- Directed by: Del Lord
- Written by: Edward T. Lowe Jr.
- Produced by: Alexis Thurn-Taxis
- Starring: Chester Morris; Victor McLaglen; Jean Rogers;
- Cinematography: George Meehan
- Edited by: Richard Fantl
- Music by: Marlin Skiles
- Production company: Columbia Pictures
- Distributed by: Columbia Pictures
- Release date: March 22, 1945;
- Running time: 66 minutes
- Country: United States
- Language: English

= Rough, Tough and Ready =

1945 film directed by Del Lord

Rough, Tough and Ready is a 1945 American war comedy drama film directed by Del Lord and starring Chester Morris, Victor McLaglen and Jean Rogers. It aimed to replicate the success of the series of buddy films that McLaglen had previously starred in with Edmund Lowe.

The film's sets were designed by the art director Walter Holscher.

==Plot==
A deep sea diver running a maritime salvage company enlists after the attack on Pearl Harbor.

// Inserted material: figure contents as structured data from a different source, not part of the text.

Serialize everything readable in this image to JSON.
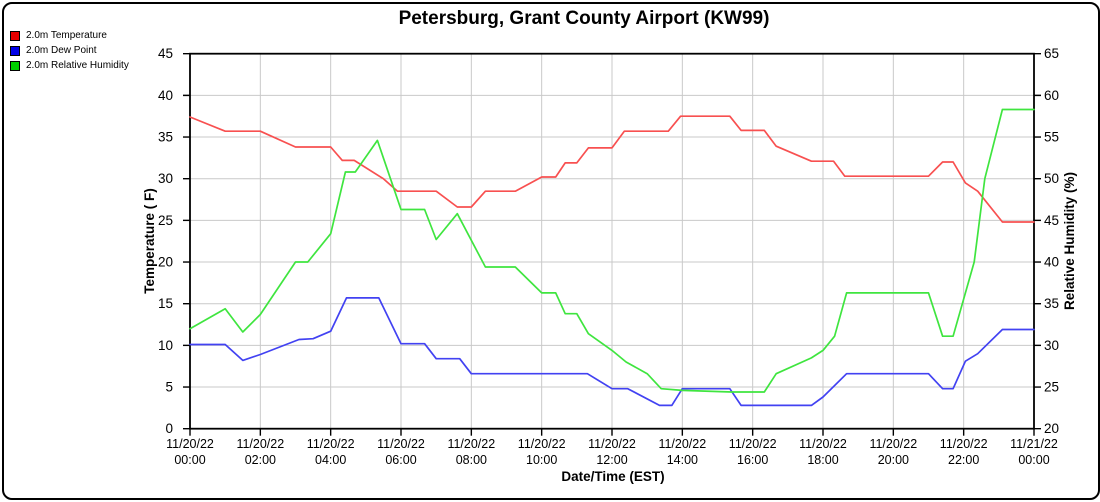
{
  "chart_data": {
    "type": "line",
    "title": "Petersburg, Grant County Airport (KW99)",
    "xlabel": "Date/Time (EST)",
    "ylabel_left": "Temperature ( F)",
    "ylabel_right": "Relative Humidity (%)",
    "grid": true,
    "legend_position": "top-left",
    "x_axis": {
      "unit": "hours_EST",
      "min": 0,
      "max": 24,
      "tick_interval_hours": 2,
      "tick_labels": [
        {
          "date": "11/20/22",
          "time": "00:00"
        },
        {
          "date": "11/20/22",
          "time": "02:00"
        },
        {
          "date": "11/20/22",
          "time": "04:00"
        },
        {
          "date": "11/20/22",
          "time": "06:00"
        },
        {
          "date": "11/20/22",
          "time": "08:00"
        },
        {
          "date": "11/20/22",
          "time": "10:00"
        },
        {
          "date": "11/20/22",
          "time": "12:00"
        },
        {
          "date": "11/20/22",
          "time": "14:00"
        },
        {
          "date": "11/20/22",
          "time": "16:00"
        },
        {
          "date": "11/20/22",
          "time": "18:00"
        },
        {
          "date": "11/20/22",
          "time": "20:00"
        },
        {
          "date": "11/20/22",
          "time": "22:00"
        },
        {
          "date": "11/21/22",
          "time": "00:00"
        }
      ]
    },
    "y_left": {
      "label": "Temperature ( F)",
      "min": 0,
      "max": 45,
      "ticks": [
        0,
        5,
        10,
        15,
        20,
        25,
        30,
        35,
        40,
        45
      ]
    },
    "y_right": {
      "label": "Relative Humidity (%)",
      "min": 20,
      "max": 65,
      "ticks": [
        20,
        25,
        30,
        35,
        40,
        45,
        50,
        55,
        60,
        65
      ]
    },
    "colors": {
      "grid": "#c9c9c9",
      "axis": "#000000"
    },
    "series": [
      {
        "name": "2.0m Temperature",
        "axis": "left",
        "color": "#f85050",
        "legend_color": "#e60000",
        "points": [
          [
            0,
            37.4
          ],
          [
            1,
            35.7
          ],
          [
            2,
            35.7
          ],
          [
            3,
            33.8
          ],
          [
            4,
            33.8
          ],
          [
            4.33,
            32.2
          ],
          [
            4.67,
            32.2
          ],
          [
            5.5,
            30.0
          ],
          [
            5.9,
            28.5
          ],
          [
            7,
            28.5
          ],
          [
            7.6,
            26.6
          ],
          [
            8,
            26.6
          ],
          [
            8.4,
            28.5
          ],
          [
            9.25,
            28.5
          ],
          [
            10,
            30.2
          ],
          [
            10.4,
            30.2
          ],
          [
            10.67,
            31.9
          ],
          [
            11,
            31.9
          ],
          [
            11.33,
            33.7
          ],
          [
            12,
            33.7
          ],
          [
            12.35,
            35.7
          ],
          [
            13.6,
            35.7
          ],
          [
            13.95,
            37.5
          ],
          [
            15.35,
            37.5
          ],
          [
            15.67,
            35.8
          ],
          [
            16.33,
            35.8
          ],
          [
            16.67,
            33.9
          ],
          [
            17.67,
            32.1
          ],
          [
            18.3,
            32.1
          ],
          [
            18.62,
            30.3
          ],
          [
            21,
            30.3
          ],
          [
            21.4,
            32.0
          ],
          [
            21.7,
            32.0
          ],
          [
            22.05,
            29.5
          ],
          [
            22.4,
            28.5
          ],
          [
            23.1,
            24.8
          ],
          [
            24,
            24.8
          ]
        ]
      },
      {
        "name": "2.0m Dew Point",
        "axis": "left",
        "color": "#4242f2",
        "legend_color": "#0000e6",
        "points": [
          [
            0,
            10.1
          ],
          [
            1,
            10.1
          ],
          [
            1.5,
            8.2
          ],
          [
            2,
            8.9
          ],
          [
            3.1,
            10.7
          ],
          [
            3.5,
            10.8
          ],
          [
            4,
            11.7
          ],
          [
            4.45,
            15.7
          ],
          [
            5.37,
            15.7
          ],
          [
            6,
            10.2
          ],
          [
            6.67,
            10.2
          ],
          [
            7,
            8.4
          ],
          [
            7.67,
            8.4
          ],
          [
            8,
            6.6
          ],
          [
            11.3,
            6.6
          ],
          [
            12,
            4.8
          ],
          [
            12.45,
            4.8
          ],
          [
            13.35,
            2.8
          ],
          [
            13.7,
            2.8
          ],
          [
            14,
            4.8
          ],
          [
            15.35,
            4.8
          ],
          [
            15.67,
            2.8
          ],
          [
            17.67,
            2.8
          ],
          [
            18,
            3.8
          ],
          [
            18.67,
            6.6
          ],
          [
            21,
            6.6
          ],
          [
            21.4,
            4.8
          ],
          [
            21.7,
            4.8
          ],
          [
            22.05,
            8.1
          ],
          [
            22.4,
            9.0
          ],
          [
            23.1,
            11.9
          ],
          [
            24,
            11.9
          ]
        ]
      },
      {
        "name": "2.0m Relative Humidity",
        "axis": "right",
        "color": "#3fe53f",
        "legend_color": "#00d000",
        "points": [
          [
            0,
            32.0
          ],
          [
            1,
            34.4
          ],
          [
            1.5,
            31.6
          ],
          [
            2,
            33.7
          ],
          [
            3,
            40.0
          ],
          [
            3.35,
            40.0
          ],
          [
            4,
            43.4
          ],
          [
            4.42,
            50.8
          ],
          [
            4.7,
            50.8
          ],
          [
            5.33,
            54.6
          ],
          [
            6,
            46.3
          ],
          [
            6.67,
            46.3
          ],
          [
            7,
            42.7
          ],
          [
            7.6,
            45.8
          ],
          [
            8.4,
            39.4
          ],
          [
            9.25,
            39.4
          ],
          [
            10,
            36.3
          ],
          [
            10.4,
            36.3
          ],
          [
            10.67,
            33.8
          ],
          [
            11,
            33.8
          ],
          [
            11.33,
            31.4
          ],
          [
            12,
            29.4
          ],
          [
            12.4,
            28.0
          ],
          [
            13,
            26.6
          ],
          [
            13.4,
            24.8
          ],
          [
            14,
            24.6
          ],
          [
            15.4,
            24.4
          ],
          [
            16.33,
            24.4
          ],
          [
            16.67,
            26.6
          ],
          [
            17.67,
            28.5
          ],
          [
            18,
            29.4
          ],
          [
            18.33,
            31.1
          ],
          [
            18.67,
            36.3
          ],
          [
            21,
            36.3
          ],
          [
            21.4,
            31.1
          ],
          [
            21.7,
            31.1
          ],
          [
            22.3,
            40.0
          ],
          [
            22.6,
            50.0
          ],
          [
            23.1,
            58.3
          ],
          [
            24,
            58.3
          ]
        ]
      }
    ]
  }
}
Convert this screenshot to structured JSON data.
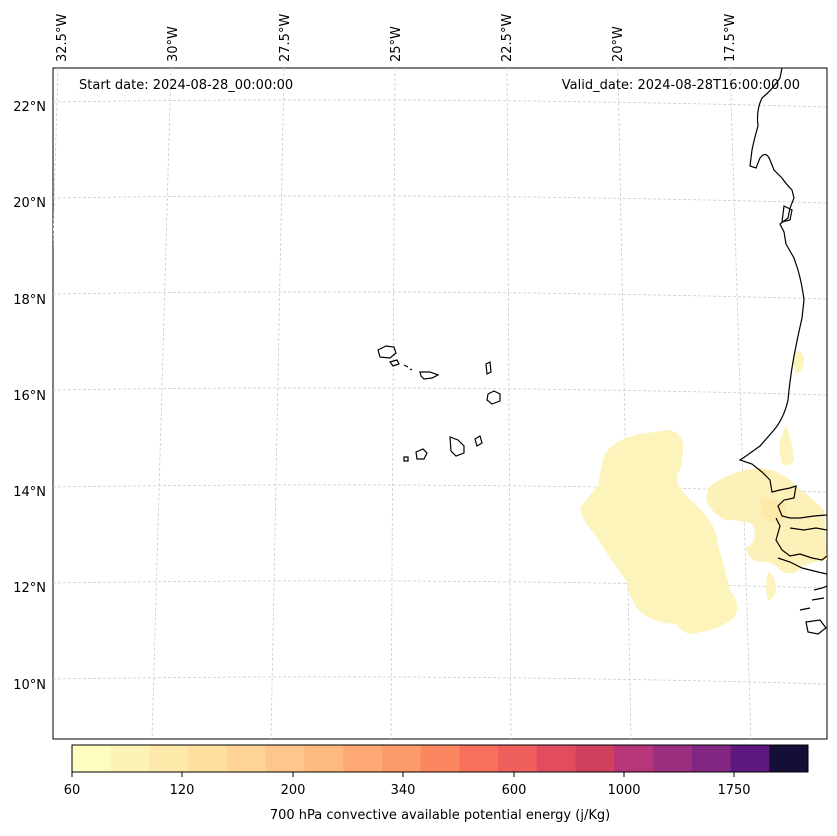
{
  "header": {
    "start_date": "Start date: 2024-08-28_00:00:00",
    "valid_date": "Valid_date: 2024-08-28T16:00:00.00"
  },
  "map": {
    "longitude_labels": [
      "32.5°W",
      "30°W",
      "27.5°W",
      "25°W",
      "22.5°W",
      "20°W",
      "17.5°W"
    ],
    "latitude_labels": [
      "22°N",
      "20°N",
      "18°N",
      "16°N",
      "14°N",
      "12°N",
      "10°N"
    ],
    "gridlines": "dashed"
  },
  "colorbar": {
    "label": "700 hPa convective available potential energy (j/Kg)",
    "tick_labels": [
      "60",
      "120",
      "200",
      "340",
      "600",
      "1000",
      "1750"
    ],
    "colors": [
      "#fcfdbf",
      "#fcf3b5",
      "#fde9a9",
      "#fedf9b",
      "#fed395",
      "#fec68a",
      "#feb97f",
      "#fea973",
      "#fd9a6a",
      "#fb8761",
      "#f7705c",
      "#ef5f5d",
      "#e14d5f",
      "#d0415f",
      "#b63679",
      "#9c2e7f",
      "#822681",
      "#5d177f",
      "#150e37"
    ],
    "cmap": "magma_r"
  }
}
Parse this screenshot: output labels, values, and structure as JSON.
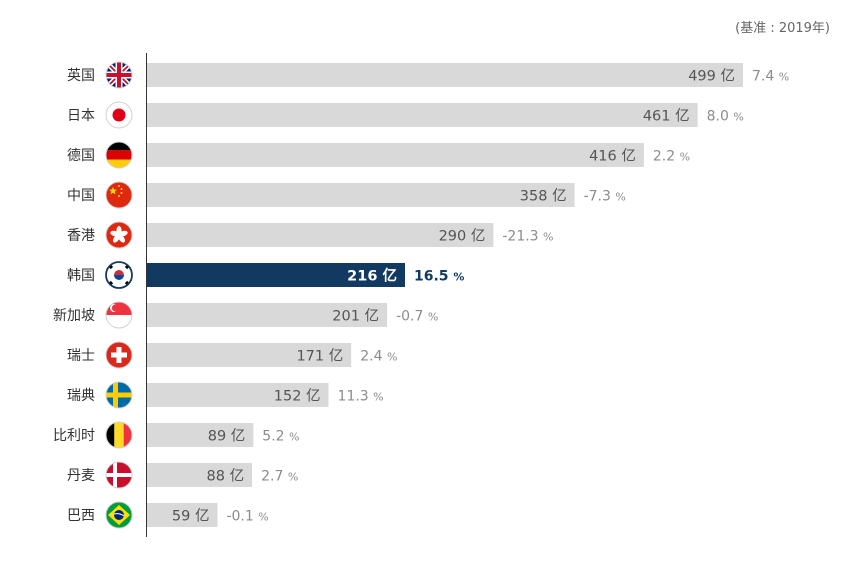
{
  "note": "(基准 : 2019年)",
  "chart_data": {
    "type": "bar",
    "orientation": "horizontal",
    "value_unit": "亿",
    "growth_unit": "%",
    "highlight_color": "#12395f",
    "bar_color": "#d9d9d9",
    "value_text_color": "#555555",
    "growth_text_color": "#8c8c8c",
    "categories": [
      "英国",
      "日本",
      "德国",
      "中国",
      "香港",
      "韩国",
      "新加坡",
      "瑞士",
      "瑞典",
      "比利时",
      "丹麦",
      "巴西"
    ],
    "series": [
      {
        "values": [
          499,
          461,
          416,
          358,
          290,
          216,
          201,
          171,
          152,
          89,
          88,
          59
        ]
      }
    ],
    "value_labels": [
      "499",
      "461",
      "416",
      "358",
      "290",
      "216",
      "201",
      "171",
      "152",
      "89",
      "88",
      "59"
    ],
    "growth_labels": [
      "7.4",
      "8.0",
      "2.2",
      "-7.3",
      "-21.3",
      "16.5",
      "-0.7",
      "2.4",
      "11.3",
      "5.2",
      "2.7",
      "-0.1"
    ],
    "highlighted": "韩国",
    "flags": [
      "uk-flag-icon",
      "japan-flag-icon",
      "germany-flag-icon",
      "china-flag-icon",
      "hongkong-flag-icon",
      "korea-flag-icon",
      "singapore-flag-icon",
      "switzerland-flag-icon",
      "sweden-flag-icon",
      "belgium-flag-icon",
      "denmark-flag-icon",
      "brazil-flag-icon"
    ],
    "xlim": [
      0,
      499
    ]
  }
}
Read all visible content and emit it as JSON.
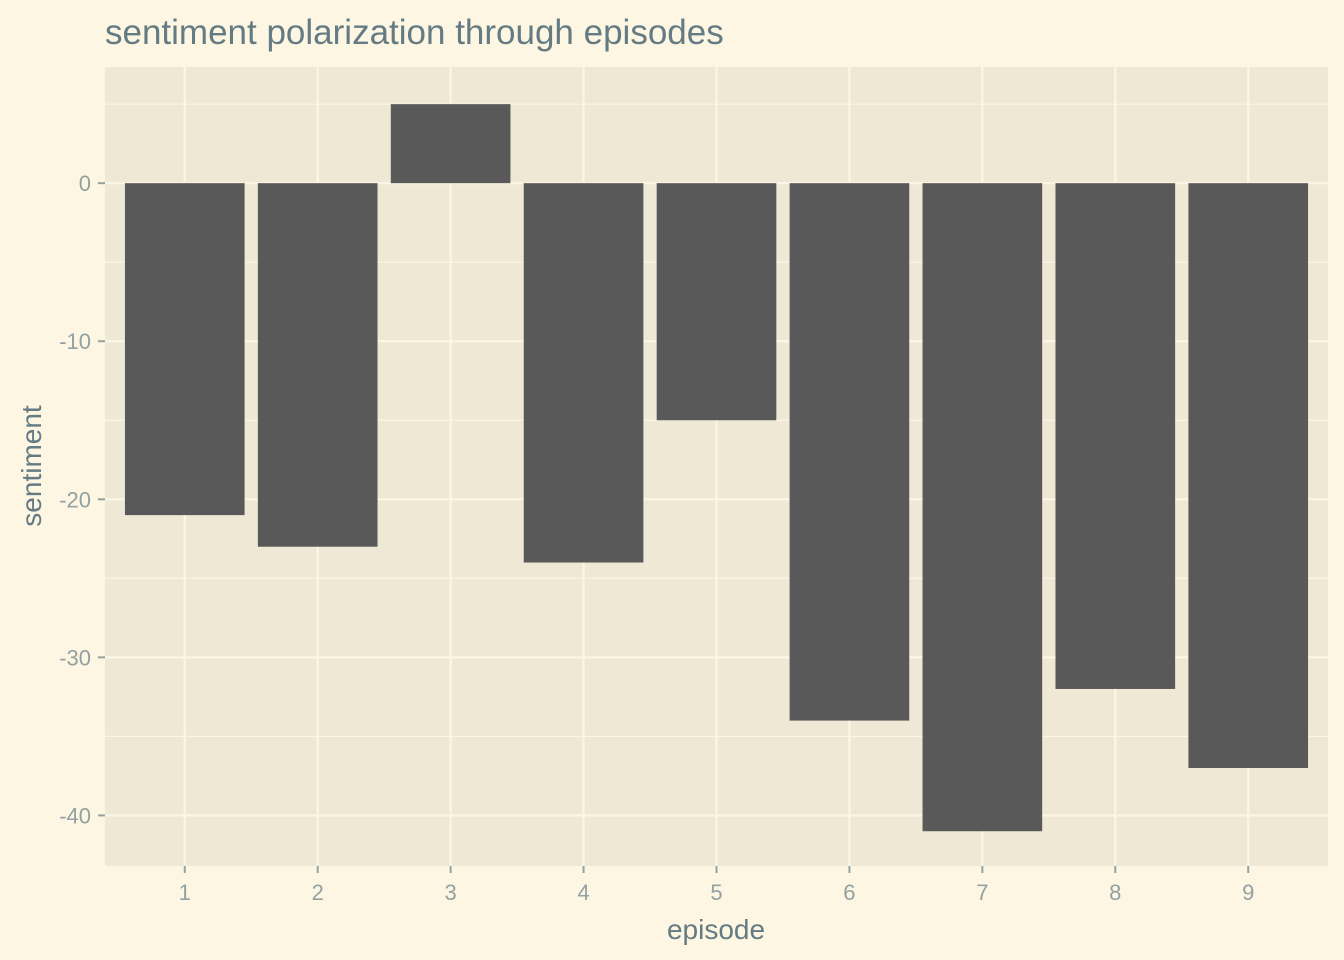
{
  "chart_data": {
    "type": "bar",
    "title": "sentiment polarization through episodes",
    "xlabel": "episode",
    "ylabel": "sentiment",
    "categories": [
      "1",
      "2",
      "3",
      "4",
      "5",
      "6",
      "7",
      "8",
      "9"
    ],
    "values": [
      -21,
      -23,
      5,
      -24,
      -15,
      -34,
      -41,
      -32,
      -37
    ],
    "ylim": [
      -43.2,
      7.35
    ],
    "yticks": [
      0,
      -10,
      -20,
      -30,
      -40
    ],
    "ytick_labels": [
      "0",
      "-10",
      "-20",
      "-30",
      "-40"
    ],
    "grid": true,
    "colors": {
      "background": "#fdf6e3",
      "panel": "#eee8d5",
      "grid": "#fdf6e3",
      "bar": "#595959",
      "text": "#657b83",
      "tick": "#93a1a1"
    }
  }
}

He enjoys a playful rivalry with his best friend over women, particularly concerning the joint owner of the salvage company who has joined the Women's Army Corps.

==Main cast==
- Chester Morris as Brad Crowder
- Victor McLaglen as Owen McCarey
- Jean Rogers as Jo Matheson
- Veda Ann Borg as Lorine Gray
- Amelita Ward as Kitty Duval
- Robert B. Williams as Paul
- John Tyrrell as Herbie
- Fred Graff as Tony

==Bibliography==
- Michael S. Shull. Hollywood War Films, 1937–1945: An Exhaustive Filmography of American Feature-Length Motion Pictures Relating to World War II. McFarland, 2006.